I enjoyed reading your post. I have the same issue with coworkers and friends who "just don't get it" even after a year of consistent packing and planning. I have learned I need to simply ignore the comments, and focus on the event rather than the food or peoples responses. When people around you are more worried about your plate than you are, it shows who has the real issue that needs to be resolved. Lead by example, you never know who may be watching you who is looking for a solution! Cheers!
brand new to this site
I have just been told of this site. I have a real problem with food, in particular CHOCOLATE NOT SURE IF THIS FOR ME YET THANK YOU FOR YOR POST!!! GOOD LUCK TO YOU
Originally Posted by chicko3x
Originally Posted by greeneyes
I am glad yor sharing and keep coming back.. I have to take care of me..Focus on your food plan, ask questions at meetings..
I tell people I am allergic to SWF, and following a food plan that is for my health... Dont have to say the word diet, which means temporary. My family friends dont get it too, that is okay, I need to know for me what I have to do to keep me sane.. Just enjoy your foods and let go and let others do their own thing. You are worth recovery your number one..
keep coming back.
Originally Posted by arleneh8745
Hello, I really felt your pain, concern and your story made me think as a newcomer...these are things I have to think of as well. All of my life, my family is always on me about the bad things I eat and how much I eat...I wonder once I focus on getting healthy if my family would react differently and say things like, "Are you sure you don't want to eat that slice of pie, it's Thanksgiving." As if they want to see if I'm going to mess up, so to them it is a little test...I already know it's going to happen because it has happened in the past when I was on weight watchers I just counted the points. When I was going through my struggles with food, I just ate it and would say once I finished, "Thank you, that's my slice of pie for the year." I always felt guilty though after I ate it, because I didn't stand up for myself. This year will be a real change for me with my family because they are always saying little comments to me about my health even if I don't bring it up. As for co workers, they are just as bad if I tell them I started weight watchers again...they say good luck and change the subject or if there is a cupcake or something they will ask if I would like one...usually I say yes and justify the situation in my head by saying,"You haven't had a cupcake in a few months, it's ok."

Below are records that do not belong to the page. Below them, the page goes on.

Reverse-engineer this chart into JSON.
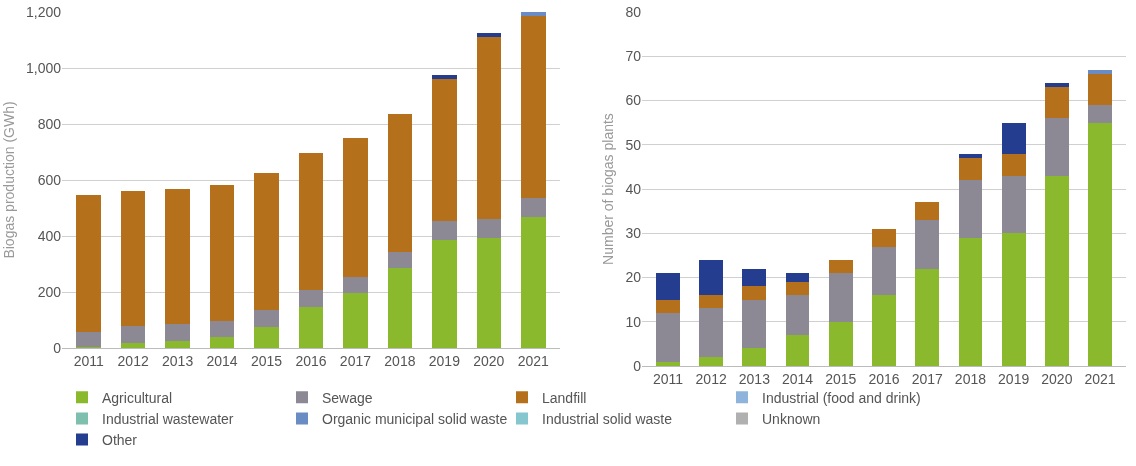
{
  "chart_data": [
    {
      "type": "bar",
      "stacked": true,
      "ylabel": "Biogas production (GWh)",
      "categories": [
        "2011",
        "2012",
        "2013",
        "2014",
        "2015",
        "2016",
        "2017",
        "2018",
        "2019",
        "2020",
        "2021"
      ],
      "ylim": [
        0,
        1200
      ],
      "yticks": [
        0,
        200,
        400,
        600,
        800,
        {
          "value": 1000,
          "label": "1,000"
        },
        {
          "value": 1200,
          "label": "1,200"
        }
      ],
      "grid": "y",
      "legend": "bottom",
      "series": [
        {
          "name": "Agricultural",
          "color": "#8ab92d",
          "values": [
            5,
            19,
            24,
            41,
            76,
            147,
            197,
            287,
            384,
            393,
            467
          ]
        },
        {
          "name": "Sewage",
          "color": "#8c8894",
          "values": [
            52,
            58,
            61,
            56,
            59,
            60,
            58,
            56,
            70,
            68,
            69
          ]
        },
        {
          "name": "Landfill",
          "color": "#b5701c",
          "values": [
            489,
            483,
            482,
            486,
            491,
            490,
            496,
            493,
            508,
            649,
            648
          ]
        },
        {
          "name": "Industrial (food and drink)",
          "color": "#8fb4dc",
          "values": [
            null,
            null,
            null,
            null,
            null,
            null,
            null,
            null,
            null,
            null,
            null
          ]
        },
        {
          "name": "Industrial wastewater",
          "color": "#7fbfad",
          "values": [
            null,
            null,
            null,
            null,
            null,
            null,
            null,
            null,
            null,
            null,
            null
          ]
        },
        {
          "name": "Organic municipal solid waste",
          "color": "#6a8cc4",
          "values": [
            null,
            null,
            null,
            null,
            null,
            null,
            null,
            null,
            null,
            null,
            16
          ]
        },
        {
          "name": "Industrial solid waste",
          "color": "#86c6cf",
          "values": [
            null,
            null,
            null,
            null,
            null,
            null,
            null,
            null,
            null,
            null,
            null
          ]
        },
        {
          "name": "Unknown",
          "color": "#b0b0b0",
          "values": [
            null,
            null,
            null,
            null,
            null,
            null,
            null,
            null,
            null,
            null,
            null
          ]
        },
        {
          "name": "Other",
          "color": "#253d8f",
          "values": [
            null,
            null,
            null,
            null,
            null,
            null,
            null,
            null,
            14,
            16,
            null
          ]
        }
      ]
    },
    {
      "type": "bar",
      "stacked": true,
      "ylabel": "Number of biogas plants",
      "categories": [
        "2011",
        "2012",
        "2013",
        "2014",
        "2015",
        "2016",
        "2017",
        "2018",
        "2019",
        "2020",
        "2021"
      ],
      "ylim": [
        0,
        80
      ],
      "yticks": [
        0,
        10,
        20,
        30,
        40,
        50,
        60,
        70,
        80
      ],
      "grid": "y",
      "legend": false,
      "series": [
        {
          "color": "#8ab92d",
          "values": [
            1,
            2,
            4,
            7,
            10,
            16,
            22,
            29,
            30,
            43,
            55
          ]
        },
        {
          "color": "#8c8894",
          "values": [
            11,
            11,
            11,
            9,
            11,
            11,
            11,
            13,
            13,
            13,
            4
          ]
        },
        {
          "color": "#b5701c",
          "values": [
            3,
            3,
            3,
            3,
            3,
            4,
            4,
            5,
            5,
            7,
            7
          ]
        },
        {
          "color": "#6a8cc4",
          "values": [
            null,
            null,
            null,
            null,
            null,
            null,
            null,
            null,
            null,
            null,
            1
          ]
        },
        {
          "color": "#253d8f",
          "values": [
            6,
            8,
            4,
            2,
            null,
            null,
            null,
            1,
            7,
            1,
            null
          ]
        }
      ]
    }
  ]
}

I think we need to just be honest and if we relapse just start over. We not only need to be honest with ourselves, we need to be honest with our loved ones and co workers and friends. My mother and my best friend tell me they only eat bad when they are around me...that makes me feel terrible that I encourage bad eating habits. I don't want to be the person who allows others to eat that slice of pie or pizza or cupcake. I want to be the one that says, "I really don't want it, thank you for offering, it looks delicious." It is hard for me to stand up for myself and say no to anything and that is something I will be learning through this program and another that I signed up for as well. I just registered tonight and would like to add you as a friend if I could because I feel that we need to support each other. As for boyfriends, I will tell them that I am in the process of changing my lifestyle and if he can't accept that, then he and I should just be friends...again, that would be very hard for me to do. It's easier to say to someone else but to actually say it to that person is hard. I do not drink at all either and I go through the Oh you don't want just one glass of wine for a birthday celebration...from my own 92 year old grandmother!! And trust me, she does not act 92 by far, she is younger than me in so many ways lol. Thank you for posting your post, you are the first person I replied too!! Let's help each other.